1Keck School of Medicine, University of Southern California, Los Angeles, California.
2Department of Medical Engineering, California Institute of Technology, Pasadena, California.
Neurosurg Focus. 2023 Jun;54(6):E7. doi: 10.3171/2023.3.FOCUS22651.
Spondylolisthesis is a common operative disease in the United States, but robust predictive models for patient outcomes remain limited. The development of models that accurately predict postoperative outcomes would be useful to help identify patients at risk of complicated postoperative courses and determine appropriate healthcare and resource utilization for patients. As such, the purpose of this study was to develop k-nearest neighbors (KNN) classification algorithms to identify patients at increased risk for extended hospital length of stay (LOS) following neurosurgical intervention for spondylolisthesis.
The Quality Outcomes Database (QOD) spondylolisthesis data set was queried for patients receiving either decompression alone or decompression plus fusion for degenerative spondylolisthesis.

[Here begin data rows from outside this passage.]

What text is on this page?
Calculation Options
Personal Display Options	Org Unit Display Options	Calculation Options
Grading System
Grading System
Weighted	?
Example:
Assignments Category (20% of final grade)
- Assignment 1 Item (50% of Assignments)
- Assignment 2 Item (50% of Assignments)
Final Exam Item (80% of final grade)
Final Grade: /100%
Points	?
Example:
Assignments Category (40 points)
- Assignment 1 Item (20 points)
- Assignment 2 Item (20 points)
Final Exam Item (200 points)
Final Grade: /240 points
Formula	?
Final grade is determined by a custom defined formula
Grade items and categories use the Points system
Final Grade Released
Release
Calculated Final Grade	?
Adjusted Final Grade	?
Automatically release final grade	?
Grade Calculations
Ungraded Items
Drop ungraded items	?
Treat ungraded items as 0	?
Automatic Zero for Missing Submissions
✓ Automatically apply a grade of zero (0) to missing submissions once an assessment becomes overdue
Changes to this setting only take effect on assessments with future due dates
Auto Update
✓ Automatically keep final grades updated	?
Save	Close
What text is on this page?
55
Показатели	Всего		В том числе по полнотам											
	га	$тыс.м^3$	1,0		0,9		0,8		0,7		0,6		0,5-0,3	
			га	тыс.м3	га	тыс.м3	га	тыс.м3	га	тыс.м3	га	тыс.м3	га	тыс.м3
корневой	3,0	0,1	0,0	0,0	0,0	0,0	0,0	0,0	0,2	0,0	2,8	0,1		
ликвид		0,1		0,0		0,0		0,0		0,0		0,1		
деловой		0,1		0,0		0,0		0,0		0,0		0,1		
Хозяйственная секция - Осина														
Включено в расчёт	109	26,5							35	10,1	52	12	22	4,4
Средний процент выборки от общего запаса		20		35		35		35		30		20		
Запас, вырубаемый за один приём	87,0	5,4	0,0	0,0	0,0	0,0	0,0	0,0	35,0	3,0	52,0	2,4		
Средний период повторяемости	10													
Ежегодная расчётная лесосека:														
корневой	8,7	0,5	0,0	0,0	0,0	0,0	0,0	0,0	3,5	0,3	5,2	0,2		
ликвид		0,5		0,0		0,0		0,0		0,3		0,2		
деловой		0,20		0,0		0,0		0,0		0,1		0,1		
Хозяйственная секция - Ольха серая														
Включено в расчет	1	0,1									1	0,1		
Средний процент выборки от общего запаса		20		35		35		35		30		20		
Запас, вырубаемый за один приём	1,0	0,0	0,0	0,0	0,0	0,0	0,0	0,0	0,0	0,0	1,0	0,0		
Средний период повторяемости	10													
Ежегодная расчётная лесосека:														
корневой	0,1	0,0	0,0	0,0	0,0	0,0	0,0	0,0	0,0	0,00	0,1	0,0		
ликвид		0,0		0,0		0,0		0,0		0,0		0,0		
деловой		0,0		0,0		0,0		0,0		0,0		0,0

Preoperative and perioperative variables were queried, and Mann-Whitney U-tests were performed to identify which variables would be included in the machine learning models. Two KNN models were implemented (k = 25) with a standard training set of 60%, validation set of 20%, and testing set of 20%, one with arthrodesis status (model 1) and the other without (model 2). Feature scaling was implemented during the preprocessing stage to standardize the independent features.
Of 608 enrolled patients, 544 met prespecified inclusion criteria. The mean age of all patients was 61.9 ± 12.1 years (± SD), and 309 (56.8%) patients were female. The model 1 KNN had an overall accuracy of 98.1%, sensitivity of 100%, specificity of 84.6%, positive predictive value (PPV) of 97.9%, and negative predictive value (NPV) of 100%. Additionally, a receiver operating characteristic (ROC) curve was plotted for model 1, showing an overall area under the curve (AUC) of 0.998. Model 2 had an overall accuracy of 99.1%, sensitivity of 100%, specificity of 92.3%, PPV of 99.0%, and NPV of 100%, with the same ROC AUC of 0.998.
Overall, these findings demonstrate that nonlinear KNN machine learning models have incredibly high predictive value for LOS. Important predictor variables include diabetes, osteoporosis, socioeconomic quartile, duration of surgery, estimated blood loss during surgery, patient educational status, American Society of Anesthesiologists grade, BMI, insurance status, smoking status, sex, and age. These models may be considered for external validation by spine surgeons to aid in patient selection and management, resource utilization, and preoperative surgical planning.
脊椎滑脱在美国是一种常见的手术疾病,但对于患者预后的准确预测模型仍然有限。开发能够准确预测术后结果的模型将有助于帮助识别术后过程复杂的患者,并为患者确定适当的医疗保健和资源利用。因此,本研究的目的是开发 k-最近邻(KNN)分类算法,以识别接受神经外科治疗脊椎滑脱的患者中延长住院时间(LOS)风险增加的患者。
从 QOD 脊椎滑脱数据集中查询接受单纯减压或减压加融合治疗退行性脊椎滑脱的患者。查询术前和围手术期变量,并进行 Mann-Whitney U 检验,以确定哪些变量将包含在机器学习模型中。实施了两个 KNN 模型(k = 25),其中标准训练集为 60%,验证集为 20%,测试集为 20%,一个模型包含融合状态(模型 1),另一个模型不包含(模型 2)。在预处理阶段实施了特征缩放,以标准化独立特征。
在 608 名入组患者中,544 名符合预定纳入标准。所有患者的平均年龄为 61.9 ± 12.1 岁(± SD),309 名(56.8%)患者为女性。模型 1 KNN 的总准确率为 98.1%,灵敏度为 100%,特异性为 84.6%,阳性预测值(PPV)为 97.9%,阴性预测值(NPV)为 100%。此外,为模型 1 绘制了接收者操作特征(ROC)曲线,显示总体曲线下面积(AUC)为 0.998。模型 2 的总准确率为 99.1%,灵敏度为 100%,特异性为 92.3%,PPV 为 99.0%,NPV 为 100%,ROC AUC 相同,为 0.998。
总体而言,这些发现表明非线性 KNN 机器学习模型对 LOS 具有极高的预测价值。重要的预测变量包括糖尿病、骨质疏松症、社会经济四分位数、手术持续时间、手术期间估计失血量、患者教育状况、美国麻醉医师协会分级、BMI、保险状况、吸烟状况、性别和年龄。这些模型可由脊柱外科医生进行外部验证,以帮助患者选择和管理、资源利用和术前手术规划。